Soon after the Kindle craze, some warned of print books’ imminent extinction—but thus far, the codex has shown laudatory tenacity. It seems that, if things continue in their favor, print books are here to stay.
But what of the print magazine? Its content is less permanent, less extensive. Its flimsiness is often coupled with excellence, but who’s to say one must procure excellence in print—especially with so many magazines putting their print features online? Atlantic contributor Peter Osnos noted Tuesday the rather woeful future some envision for print magazines: “…Alas, as everyone with the remotest interest in media developments can attest, the great era of magazines notable for their largesse to staffs, and replete with copious, handsome advertising and strong single-copy newsstand sales, is almost certainly in the past.”

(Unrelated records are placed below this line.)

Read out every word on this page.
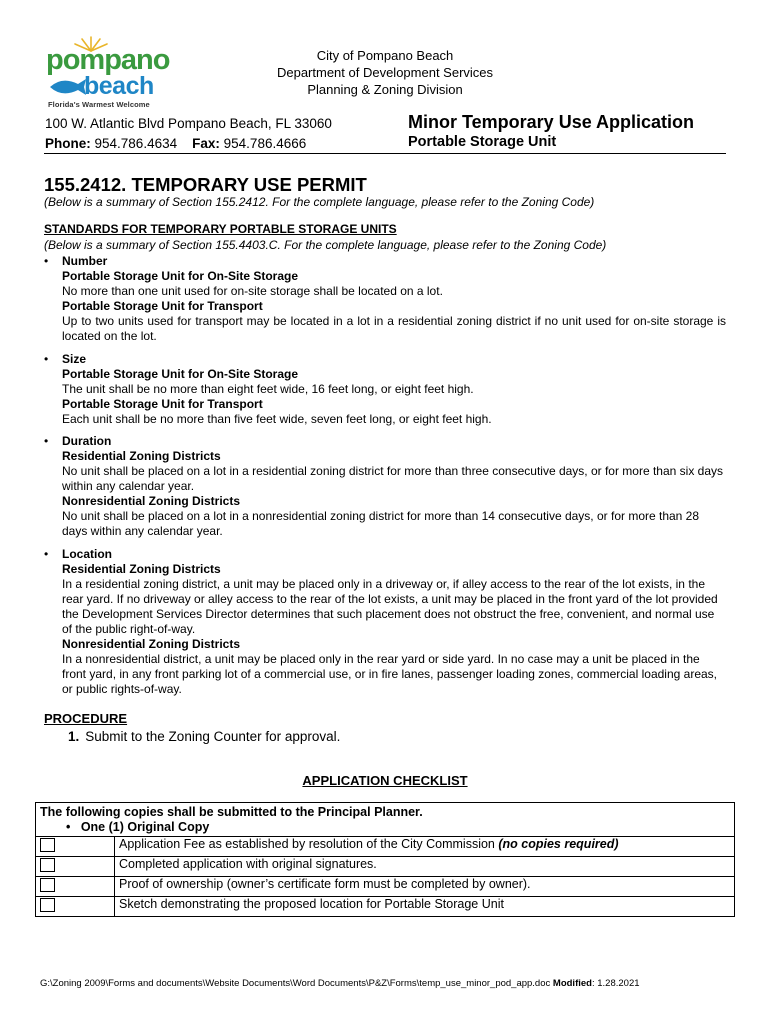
pompano
beach
Florida's Warmest Welcome
City of Pompano Beach
Department of Development Services
Planning & Zoning Division
100 W. Atlantic Blvd Pompano Beach, FL 33060
Phone: 954.786.4634 Fax: 954.786.4666
Minor Temporary Use Application
Portable Storage Unit
155.2412. TEMPORARY USE PERMIT
(Below is a summary of Section 155.2412. For the complete language, please refer to the Zoning Code)
STANDARDS FOR TEMPORARY PORTABLE STORAGE UNITS
(Below is a summary of Section 155.4403.C. For the complete language, please refer to the Zoning Code)
• Number
Portable Storage Unit for On-Site Storage
No more than one unit used for on-site storage shall be located on a lot.
Portable Storage Unit for Transport
Up to two units used for transport may be located in a lot in a residential zoning district if no unit used for on-site storage is located on the lot.
• Size
Portable Storage Unit for On-Site Storage
The unit shall be no more than eight feet wide, 16 feet long, or eight feet high.
Portable Storage Unit for Transport
Each unit shall be no more than five feet wide, seven feet long, or eight feet high.
• Duration
Residential Zoning Districts
No unit shall be placed on a lot in a residential zoning district for more than three consecutive days, or for more than six days within any calendar year.
Nonresidential Zoning Districts
No unit shall be placed on a lot in a nonresidential zoning district for more than 14 consecutive days, or for more than 28 days within any calendar year.
• Location
Residential Zoning Districts
In a residential zoning district, a unit may be placed only in a driveway or, if alley access to the rear of the lot exists, in the rear yard. If no driveway or alley access to the rear of the lot exists, a unit may be placed in the front yard of the lot provided the Development Services Director determines that such placement does not obstruct the free, convenient, and normal use of the public right-of-way.
Nonresidential Zoning Districts
In a nonresidential district, a unit may be placed only in the rear yard or side yard. In no case may a unit be placed in the front yard, in any front parking lot of a commercial use, or in fire lanes, passenger loading zones, commercial loading areas, or public rights-of-way.
PROCEDURE
1. Submit to the Zoning Counter for approval.
APPLICATION CHECKLIST
The following copies shall be submitted to the Principal Planner.
• One (1) Original Copy	

	Application Fee as established by resolution of the City Commission (no copies required)
	Completed application with original signatures.
	Proof of ownership (owner’s certificate form must be completed by owner).
	Sketch demonstrating the proposed location for Portable Storage Unit
G:\Zoning 2009\Forms and documents\Website Documents\Word Documents\P&Z\Forms\temp_use_minor_pod_app.doc Modified: 1.28.2021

Perhaps magazines can take a cue from print books’ relative success, and mimic their selling points in order to survive this digital trend. For instance: many print-aficionados refer to the experiential appeal of books. The codex is aesthetically pleasing to the reader. Print fans don’t merely read for the words on the page—they savor the very smell, texture, and sight associated with print books.
Similarly, magazines can meet or even exceed the appeal of online experience through the power of visual and sensory mediums. Magazines have great potential for graphic experience: visual images, graphs, and diagrams help the reader connect more deeply with the text. While a magazine doesn’t have the interactive powers of the web at its disposal, there are other ways a magazine captivate its readers.
Books give us some ideas: for instance, the simple power of a good cover can hardly be overstated. It’s the first thing we see—the graphic that entices us to take a closer look. Book covers have become progressively more exciting in the past decade. Their use of typography and image are interesting and unique. Magazines can also use this power to greater effect. Too often, it seems, magazines mimic newspapers in their graphic rigidity. But the magazine has potential to become a more flexible and creative medium.
There are two main sorts of books that people buy: flimsy paperbacks bought in airports on a whim, and beautiful hardbacks bought for “keeps.” As one could imagine, the former usually end up at yard sales or secondhand stores—but the latter often morph into a collection. Similarly, people usually buy two sorts of magazines: the cheap, flimsy versions one reads for temporary diversion, and serious-minded publications (like the Economist and New Yorker) that get saved, collected, and even treasured.
How does a print magazine avoid the trash bins and yard sales of readers? It must not only have good, strong, consistent content—it must also have timeless content, superseding mere paltry observations on the fickle political or cultural atmosphere of the day. Also, magazines that serve as curators—of art, food, or culture, for instance—stand the test of time by serving as a reference book to their readers.
A final note: I’m not sure how long magazines can survive while putting their print content online. It seems that, in order to survive as a print and online entity, they must diversify material enough to entice readers to subscribe. While the ethos of the publication must remain consistent, its print content must offer something more—or at least something different.
It is true that, even with good graphics and content, some magazines may fail. They may not prove as hearty as their book cousins. But one hopes that, with some diligence and ingenuity, they will continue to grace our bookshelves and coffee tables.